The fund, which sits within the Investment Association (IA) Asia Pacific excluding Japan Sector, counts both Chinese internet giants Alibaba and Tencent among its 70-stock portfolio. And Mr Markson-Brown believes Asia's young demographics and greater openness to adopting new technologies means in some sectors it is leapfrogging the West.

The electronic payments industry in India is one example. Last autumn, the Indian government deliberately wiped out the value of 86 per cent of the country's cash in circulation overnight in an effort to stamp down on corruption. The result has been an explosion in electronic payments. "There are only about 24m credit cards used in India, which is negligible," Mr Markson-Brown says. "[Mobile payment company] PayTM (a subsidiary of One 97 Communications Ltd (ONEC:NSI)) has a monthly use of 240m people, up from practically nothing 12 months ago. Today you can use your mobile phone to shop almost anywhere where someone else has a mobile phone."

And unlike in China, where the data in electronic payments is owned by internet companies, in India this data tends to be owned by banks. The fund holds Indian banks HDFC Bank (HDFCBANK:NSI) and Indusind Bank (INDUSINDBK:NSI).

Indian companies are also testing fingerprint payment technology, which will make use of India's Aadhaar ID programme. The programme, overseen by the Unique Identification Authority of India, is the world's largest biometric ID system, with a database of the fingerprints and iris scans of more than 1.1bn people.

Baillie Gifford Pacific Fund is also focusing on e-commerce, particularly in China. E-commerce penetration in the country is currently about 13 per cent, says Mr Markson-Brown, but could lead to mass adoption when it reaches "the magic point" of 20 per cent.

"In 2008 in the US, online book penetration was about 20 per cent and in the next five years it doubled; 20 per cent is some kind of magic point for market share - up until then it grows quite slowly," he says. E-commerce costs are likely to drop dramatically too, as drones and autonomous cars enable much cheaper delivery and big data allows warehouses to store exactly what customers want.
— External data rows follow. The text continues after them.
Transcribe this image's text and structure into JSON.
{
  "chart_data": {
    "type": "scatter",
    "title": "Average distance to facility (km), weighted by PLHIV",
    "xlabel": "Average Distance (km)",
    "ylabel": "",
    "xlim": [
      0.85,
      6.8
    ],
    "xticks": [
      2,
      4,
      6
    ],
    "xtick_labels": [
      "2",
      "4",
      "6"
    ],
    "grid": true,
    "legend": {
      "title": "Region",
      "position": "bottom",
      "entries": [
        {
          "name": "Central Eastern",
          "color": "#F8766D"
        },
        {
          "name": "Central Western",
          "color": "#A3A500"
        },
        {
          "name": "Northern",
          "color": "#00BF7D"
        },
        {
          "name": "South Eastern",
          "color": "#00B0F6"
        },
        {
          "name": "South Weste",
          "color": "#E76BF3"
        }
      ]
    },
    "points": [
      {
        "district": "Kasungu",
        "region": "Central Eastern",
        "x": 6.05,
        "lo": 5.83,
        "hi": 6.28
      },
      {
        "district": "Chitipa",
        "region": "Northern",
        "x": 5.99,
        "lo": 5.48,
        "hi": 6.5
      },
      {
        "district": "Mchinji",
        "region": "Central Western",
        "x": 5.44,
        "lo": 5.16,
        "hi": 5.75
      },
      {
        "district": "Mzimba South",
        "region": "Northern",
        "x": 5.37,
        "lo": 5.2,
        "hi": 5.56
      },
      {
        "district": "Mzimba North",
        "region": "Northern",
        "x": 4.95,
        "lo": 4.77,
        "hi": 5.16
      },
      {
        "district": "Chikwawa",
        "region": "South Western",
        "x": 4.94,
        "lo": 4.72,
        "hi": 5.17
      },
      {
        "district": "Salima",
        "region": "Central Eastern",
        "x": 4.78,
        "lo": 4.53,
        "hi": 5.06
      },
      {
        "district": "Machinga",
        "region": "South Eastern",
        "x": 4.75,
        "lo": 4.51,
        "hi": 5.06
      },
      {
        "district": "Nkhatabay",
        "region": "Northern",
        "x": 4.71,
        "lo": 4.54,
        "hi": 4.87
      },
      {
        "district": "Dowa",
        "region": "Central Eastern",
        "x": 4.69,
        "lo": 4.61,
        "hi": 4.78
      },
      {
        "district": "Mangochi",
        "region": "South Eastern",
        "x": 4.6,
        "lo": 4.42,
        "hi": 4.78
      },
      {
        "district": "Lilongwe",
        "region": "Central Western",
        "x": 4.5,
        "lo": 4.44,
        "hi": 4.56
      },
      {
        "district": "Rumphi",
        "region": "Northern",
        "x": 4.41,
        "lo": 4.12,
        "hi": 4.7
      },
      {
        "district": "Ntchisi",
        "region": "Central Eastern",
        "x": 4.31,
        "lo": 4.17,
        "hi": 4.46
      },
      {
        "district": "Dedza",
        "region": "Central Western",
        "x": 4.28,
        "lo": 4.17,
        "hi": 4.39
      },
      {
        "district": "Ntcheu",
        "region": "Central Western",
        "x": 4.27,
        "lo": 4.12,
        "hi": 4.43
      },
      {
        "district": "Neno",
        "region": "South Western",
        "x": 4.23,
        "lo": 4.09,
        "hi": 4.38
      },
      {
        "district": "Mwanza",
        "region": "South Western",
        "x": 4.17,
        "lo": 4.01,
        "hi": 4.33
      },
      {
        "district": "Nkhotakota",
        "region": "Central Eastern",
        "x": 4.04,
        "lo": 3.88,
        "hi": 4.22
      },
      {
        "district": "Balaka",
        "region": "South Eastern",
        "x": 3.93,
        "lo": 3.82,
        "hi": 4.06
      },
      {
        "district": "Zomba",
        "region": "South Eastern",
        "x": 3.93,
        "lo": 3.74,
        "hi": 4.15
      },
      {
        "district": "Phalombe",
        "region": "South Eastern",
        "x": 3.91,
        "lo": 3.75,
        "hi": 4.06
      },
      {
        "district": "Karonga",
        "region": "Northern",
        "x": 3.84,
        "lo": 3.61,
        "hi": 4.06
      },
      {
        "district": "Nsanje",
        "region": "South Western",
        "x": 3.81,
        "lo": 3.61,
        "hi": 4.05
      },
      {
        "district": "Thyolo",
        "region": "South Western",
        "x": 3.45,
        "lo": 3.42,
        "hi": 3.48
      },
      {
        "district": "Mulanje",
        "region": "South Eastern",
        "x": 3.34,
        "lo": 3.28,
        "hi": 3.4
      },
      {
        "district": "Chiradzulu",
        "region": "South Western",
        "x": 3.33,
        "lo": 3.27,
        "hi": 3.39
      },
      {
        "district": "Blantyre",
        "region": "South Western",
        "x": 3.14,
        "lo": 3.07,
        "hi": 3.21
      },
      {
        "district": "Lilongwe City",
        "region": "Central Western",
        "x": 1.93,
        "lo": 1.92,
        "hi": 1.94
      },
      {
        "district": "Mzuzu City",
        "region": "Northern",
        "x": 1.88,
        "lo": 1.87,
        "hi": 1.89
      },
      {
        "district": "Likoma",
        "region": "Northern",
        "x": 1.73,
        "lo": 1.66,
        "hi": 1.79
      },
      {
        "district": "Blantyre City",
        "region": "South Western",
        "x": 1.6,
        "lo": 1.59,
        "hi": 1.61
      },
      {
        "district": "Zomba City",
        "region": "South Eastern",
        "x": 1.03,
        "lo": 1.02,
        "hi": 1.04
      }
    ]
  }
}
"Companies like JD.com (JD:NSQ) (a 4.6 per cent weight in the fund) in Beijing can deliver to you within two hours within a 2 sq km radius because they stock the right products at the right time using big data networks," he says. "Meanwhile offline retailers are being disrupted dramatically and their businesses have to change or they die. We're already starting to see that."

One of the challenges of managing an Asian equity fund is to buy stocks that can deliver sustainable growth and that will still be around in 10 years' time. New technology will make many global sectors obsolete in the coming years, says Mr Markson-Brown.

"We think the same chunks [of the market] are going to disappear in western markets and they're trading at higher multiples," he says. "The growth companies in Asia are really reasonable and people are not looking at the [long-term picture], for example, in the e-commerce story. In five years' time you could double your growth again, the market simply is not pricing that in."

 

Ewan Markson-Brown CV

Mr Markson-Brown is an investment manager in the Baillie Gifford emerging markets equity team. Before joining Baillie Gifford in 2013, he was a senior vice-president in emerging markets at PIMCO. He also previously worked at Merrill Lynch and Newton as an Asia Pacific portfolio manager. He graduated with an MA in philosophy, politics and economics from Oxford university in 2000.